God, for all intents and purposes, deals with that every moment of every day with every single one of His billions of children. Thank goodness He's more understanding than we are.

The reality is that war and conflict exist, and nearly always have. This does not make violence the human ideal, but it does make it the human condition. They are a reality that we need to deal with directly, and with the understanding that we can't just simply wave them off with claims of Christian pacifism.

But all that aside, what I really want to talk about is a slightly more complicated issue. Just War very explicitly touches on if a conflict is Just, and that would naturally extend to the soldiers fighting on the just side. But what about an unjust conflict? What about the soldiers fighting for that side? Are they sinning by participating? How about soldiers compelled into service in one way or another?

You know, culpability is a funny thing. It can vary from sin to sin, and person to person. There is no "one-size-fits-all" answer to explain it. So I'm going to focus in on the criteria that we use to determine a mortal sin: The sin must be a grave matter, you must have knowledge that what you're doing in sinful, and you must be doing it with full consent of the will.

Patriotism is a great thing. Being willing to step up when your country calls you to duty, to fight for and defend your principles, those things can be noble. But patriotism alone isn't a theological mandate, or some sort of excuse for invincible ignorance. Now, if your country steps into a conflict with the intent to resolve it for the sake of peace and ending human suffering, or if you, as a soldier, are led to believe as such, an argument could be made that your duty as a soldier has not conflicted with your faith.

And excellent example of the other side of this though would be the Nazis. German soldiers were very much held accountable for their sins, and their attempts to hide behind the flag simply didn't fly. They knew the atrocities being committed, they participated with consent of the will.

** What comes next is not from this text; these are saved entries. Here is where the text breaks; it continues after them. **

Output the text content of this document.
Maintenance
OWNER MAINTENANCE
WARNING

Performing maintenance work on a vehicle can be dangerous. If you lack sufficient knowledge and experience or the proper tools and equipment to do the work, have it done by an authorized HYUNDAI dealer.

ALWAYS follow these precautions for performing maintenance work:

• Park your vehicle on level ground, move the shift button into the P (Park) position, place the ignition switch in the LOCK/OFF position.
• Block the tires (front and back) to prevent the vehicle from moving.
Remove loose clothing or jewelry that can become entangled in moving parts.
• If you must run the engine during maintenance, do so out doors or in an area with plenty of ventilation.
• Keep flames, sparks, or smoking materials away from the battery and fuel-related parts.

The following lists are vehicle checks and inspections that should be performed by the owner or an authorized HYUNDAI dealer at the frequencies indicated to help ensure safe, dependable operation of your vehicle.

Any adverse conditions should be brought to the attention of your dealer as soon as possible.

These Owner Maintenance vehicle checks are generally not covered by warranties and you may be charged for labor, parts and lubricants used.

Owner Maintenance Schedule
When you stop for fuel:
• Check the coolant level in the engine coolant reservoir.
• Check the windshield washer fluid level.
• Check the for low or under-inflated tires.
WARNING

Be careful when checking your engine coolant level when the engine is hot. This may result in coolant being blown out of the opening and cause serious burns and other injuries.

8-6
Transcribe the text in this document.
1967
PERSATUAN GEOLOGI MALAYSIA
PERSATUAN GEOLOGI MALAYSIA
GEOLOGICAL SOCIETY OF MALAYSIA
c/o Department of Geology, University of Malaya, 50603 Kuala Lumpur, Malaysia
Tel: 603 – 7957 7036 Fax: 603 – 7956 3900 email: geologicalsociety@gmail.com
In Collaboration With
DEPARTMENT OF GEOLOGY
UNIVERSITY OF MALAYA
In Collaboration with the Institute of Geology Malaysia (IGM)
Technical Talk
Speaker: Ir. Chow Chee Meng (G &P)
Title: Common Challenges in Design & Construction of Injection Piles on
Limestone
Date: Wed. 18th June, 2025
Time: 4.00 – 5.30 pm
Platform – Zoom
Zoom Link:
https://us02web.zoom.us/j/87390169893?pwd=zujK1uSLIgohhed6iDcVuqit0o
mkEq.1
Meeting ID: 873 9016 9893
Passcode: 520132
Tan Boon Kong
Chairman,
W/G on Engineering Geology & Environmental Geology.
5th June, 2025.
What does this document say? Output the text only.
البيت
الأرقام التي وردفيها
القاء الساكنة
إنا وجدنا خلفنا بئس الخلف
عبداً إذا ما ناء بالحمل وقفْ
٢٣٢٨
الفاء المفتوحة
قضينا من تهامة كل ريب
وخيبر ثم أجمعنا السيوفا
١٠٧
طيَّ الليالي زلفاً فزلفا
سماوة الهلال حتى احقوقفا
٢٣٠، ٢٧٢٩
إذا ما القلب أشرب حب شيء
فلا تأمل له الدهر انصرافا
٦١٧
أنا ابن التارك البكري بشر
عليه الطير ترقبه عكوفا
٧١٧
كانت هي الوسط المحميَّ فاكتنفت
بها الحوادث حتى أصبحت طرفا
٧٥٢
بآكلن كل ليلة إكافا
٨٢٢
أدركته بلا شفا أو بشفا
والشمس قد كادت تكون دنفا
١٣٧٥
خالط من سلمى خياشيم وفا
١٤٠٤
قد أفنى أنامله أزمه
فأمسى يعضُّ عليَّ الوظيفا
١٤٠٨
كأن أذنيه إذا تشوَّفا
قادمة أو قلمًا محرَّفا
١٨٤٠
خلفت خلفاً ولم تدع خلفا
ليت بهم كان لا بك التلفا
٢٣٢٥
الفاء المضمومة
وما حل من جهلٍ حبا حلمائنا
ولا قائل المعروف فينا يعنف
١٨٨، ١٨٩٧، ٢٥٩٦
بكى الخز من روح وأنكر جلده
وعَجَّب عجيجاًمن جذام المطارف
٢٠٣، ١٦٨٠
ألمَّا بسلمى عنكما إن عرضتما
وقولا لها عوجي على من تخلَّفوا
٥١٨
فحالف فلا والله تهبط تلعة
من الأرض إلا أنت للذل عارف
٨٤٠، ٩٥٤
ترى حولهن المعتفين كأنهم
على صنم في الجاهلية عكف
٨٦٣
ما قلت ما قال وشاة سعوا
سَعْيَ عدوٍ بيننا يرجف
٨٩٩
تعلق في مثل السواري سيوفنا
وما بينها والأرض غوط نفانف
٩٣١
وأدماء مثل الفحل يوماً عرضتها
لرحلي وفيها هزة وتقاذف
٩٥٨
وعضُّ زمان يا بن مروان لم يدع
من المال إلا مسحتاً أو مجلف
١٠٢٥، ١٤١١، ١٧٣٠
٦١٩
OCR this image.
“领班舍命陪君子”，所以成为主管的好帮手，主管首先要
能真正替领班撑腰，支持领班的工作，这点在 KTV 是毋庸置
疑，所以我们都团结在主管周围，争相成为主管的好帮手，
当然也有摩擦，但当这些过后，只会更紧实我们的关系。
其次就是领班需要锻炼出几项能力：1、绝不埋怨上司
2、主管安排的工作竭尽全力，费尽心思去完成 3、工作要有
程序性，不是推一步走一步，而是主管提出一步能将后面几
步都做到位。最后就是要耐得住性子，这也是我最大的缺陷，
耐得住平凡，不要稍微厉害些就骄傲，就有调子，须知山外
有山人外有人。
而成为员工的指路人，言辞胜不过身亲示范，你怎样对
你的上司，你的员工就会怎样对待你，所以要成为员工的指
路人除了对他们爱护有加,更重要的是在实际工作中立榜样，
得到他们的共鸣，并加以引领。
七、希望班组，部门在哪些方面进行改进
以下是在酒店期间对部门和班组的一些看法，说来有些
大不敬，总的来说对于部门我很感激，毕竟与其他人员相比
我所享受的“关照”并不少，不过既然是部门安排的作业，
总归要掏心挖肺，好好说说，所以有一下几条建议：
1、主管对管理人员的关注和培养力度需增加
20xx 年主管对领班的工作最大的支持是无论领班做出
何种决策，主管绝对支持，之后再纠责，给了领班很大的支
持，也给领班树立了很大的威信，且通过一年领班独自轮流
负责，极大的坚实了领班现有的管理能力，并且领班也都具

Nobody held a gun to their head.

Except maybe they did. Many killings have occurred in history through force. This is a tricky area, but I will say one thing about it. There's always a choice. So ask yourself, is the choice you're making a selfless one, or a selfish one?

Even in a conflict that could be deemed just, unjust things can, and do, happen. Your team goes into a town to drive out the dictator subjugating it's people, a good and noble purpose. But are you doing the right things during that fight, limiting the combat to enemy soldiers, or are you abusing innocents? What if those innocents pull weapons on you themselves? Do you shoot first and ask later, or try to disarm them? It's a muddy area for many people.

This highlights another point, which is the importance of a well-formed conscience. Atheists and relativists will talk about how religion has somehow "hijacked" morality, but this is an absurd notion. Morality is from God, that's very true, but it is, in many way, written on our hearts. You generally don't need to be a Christian to know murder is wrong. But what religion tends to do is bring forth the concepts of absolute truths. There is a real "right", and a real "wrong". But how do we know what these absolutes are? Well, additionally, religion introduces the concept of a well-formed conscience. Our moralities, like most other things, demand to be learned, developed, and refined, but I'd argue that most people don't realize they need to or simply don't want to do this.

This is where morality moves out of the realm of concepts and into practice. In war, you often cannot take the time to study and think, but instead must rely on intrinsic reaction, and the Christian action must come to the forefront. In many ways, this is the goal of a well-formed conscience, and vital to the application of Just War doctrine specifically, as well as our actions in general.